- Born: c. 1958 Meherpur, East Pakistan, Pakistan
- Died: 23 September 1981 (aged 23) Jessore Central Jail, Khulna, Bangladesh
- Buried: Meherpur, Khulna
- Allegiance: Bangladesh
- Branch: Bangladesh Army
- Service years: 1978–1981
- Rank: Lieutenant
- Unit: East Bengal Regiment
- Known for: Assassination of Ziaur Rahman
- Conflicts: Bangladesh Liberation War
- Awards: Bir Protik

= Rafiqul Hassan Khan =

Bangladeshi army officer

Rafiqul Hassan Khan BP (1958 – 23 September 1981) was a Bangladeshi army officer who was executed for his alleged involvement in the assassination of President Ziaur Rahman.

== Career ==

=== Early life and Bangladesh Liberation War ===
Raifqul Hasan Khan was born in 1958 in Meherpur of Kushtia district. He was a student at Jhenaidah Cadet College when the Bangladesh Liberation War began in 1971. Aged 13, he participated in the war alongside his father, Mohammad Hashem Ali Khan. Rafiqul and his father stayed at a camp in Nadia, West Bengal.

Rafiqul joined the Bangladesh Army on 25 July 1977 and was commissioned on 18 July 1978, being assigned to the 6 East Bengal Regiment.

=== Assassination of Ziaur Rahman ===
On 29 May 1981, Lt. Colonel Shah Mohammad Fazle Hossain called Lieutenant Rafiqul to his office, where he asked Rafiqul, "Will you go anywhere that I go?" Rafiqul replied, "If you order me, sir".

At 2:30 am on 30 May 1981, the conspirators organised three teams. The first two teams were to attack the Circuit House, where Zia was staying, and the third team was to shoot anyone trying to escape. Rafiqul was in the first strike team, along with Lt. Colonel Fazle, Lt. Colonel Mehboob, Major Khalid, Captain Jamil Haque, and Captain Abdus Sattar. On the way to the Circuit House, Lieutenant Rafiqul asked Lt. Colonel Fazle, "Are you going to kill the president?" Fazle replied, "No, we will only get him".

After the assassination, the acting president, Abdus Sattar, announced that those who crossed the Shuvapur Bridge before 12 pm on 31 May 1981 would be pardoned. Later the chief of army staff, General Hussain Muhammad Ershad, extended the amnesty by another 18 hours. While the amnesty was in force, Rafiq surrendered at the provisional headquarters of the 44 Infantry Brigade in Feni.

== Death ==
Rafiqul was hanged on 23 September 1981, at the age of 23, in Jessore Prison.

In his final letter to his friend Zia (not to be confused with Ziaur Rahman), he wroteWhen I received my "execution order" on 11th August (1981) the only thing that came to my mind was "Alhamdullilah". I am innocent in my mind.

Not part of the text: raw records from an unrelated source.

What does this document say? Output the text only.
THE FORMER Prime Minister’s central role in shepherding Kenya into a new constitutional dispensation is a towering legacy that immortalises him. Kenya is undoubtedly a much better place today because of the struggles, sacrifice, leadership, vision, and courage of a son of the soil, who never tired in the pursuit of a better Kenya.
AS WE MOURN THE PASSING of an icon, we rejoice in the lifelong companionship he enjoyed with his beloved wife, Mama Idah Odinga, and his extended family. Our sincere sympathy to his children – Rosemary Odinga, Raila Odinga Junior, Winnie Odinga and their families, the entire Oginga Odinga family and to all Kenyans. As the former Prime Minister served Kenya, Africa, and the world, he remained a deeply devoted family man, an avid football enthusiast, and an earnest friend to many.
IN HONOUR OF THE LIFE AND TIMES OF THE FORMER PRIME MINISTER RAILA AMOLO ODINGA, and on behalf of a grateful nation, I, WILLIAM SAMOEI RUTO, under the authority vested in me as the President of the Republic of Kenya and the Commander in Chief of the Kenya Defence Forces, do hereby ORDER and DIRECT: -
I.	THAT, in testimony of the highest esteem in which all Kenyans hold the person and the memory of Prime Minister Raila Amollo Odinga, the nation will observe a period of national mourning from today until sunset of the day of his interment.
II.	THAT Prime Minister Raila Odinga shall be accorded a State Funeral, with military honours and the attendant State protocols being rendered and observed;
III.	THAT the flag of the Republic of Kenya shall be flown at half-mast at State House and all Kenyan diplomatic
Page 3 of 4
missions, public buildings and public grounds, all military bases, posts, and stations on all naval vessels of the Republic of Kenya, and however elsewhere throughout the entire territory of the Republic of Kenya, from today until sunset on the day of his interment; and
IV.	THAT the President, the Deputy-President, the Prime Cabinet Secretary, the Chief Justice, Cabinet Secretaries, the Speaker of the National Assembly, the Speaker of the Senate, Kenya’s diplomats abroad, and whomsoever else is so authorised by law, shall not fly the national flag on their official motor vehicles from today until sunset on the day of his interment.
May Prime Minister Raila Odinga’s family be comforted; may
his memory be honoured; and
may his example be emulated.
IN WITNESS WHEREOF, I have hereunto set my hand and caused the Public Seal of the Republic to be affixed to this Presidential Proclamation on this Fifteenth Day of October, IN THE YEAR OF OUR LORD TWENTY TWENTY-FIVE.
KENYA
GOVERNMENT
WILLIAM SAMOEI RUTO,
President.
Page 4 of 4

I've accepted this as a victim of circumstances. You probably know also I loved Zia. Since the 11th of August I'm waiting for my death, anytime. I am firmly convinced that I have come to this death cell, which nobody ever thought of in their wildest nightmares. Certainly all this is Allah's desire. Where I was planning to meet you and now I am here. Let the yearning for everything disappear. Call Auntie on 382744 and give her my greetings. For the time being there can be no reunion. Only Allah knows when we shall meet, again. Get married and lead a holy life. Wishing you all types of happiness, affection and greetings.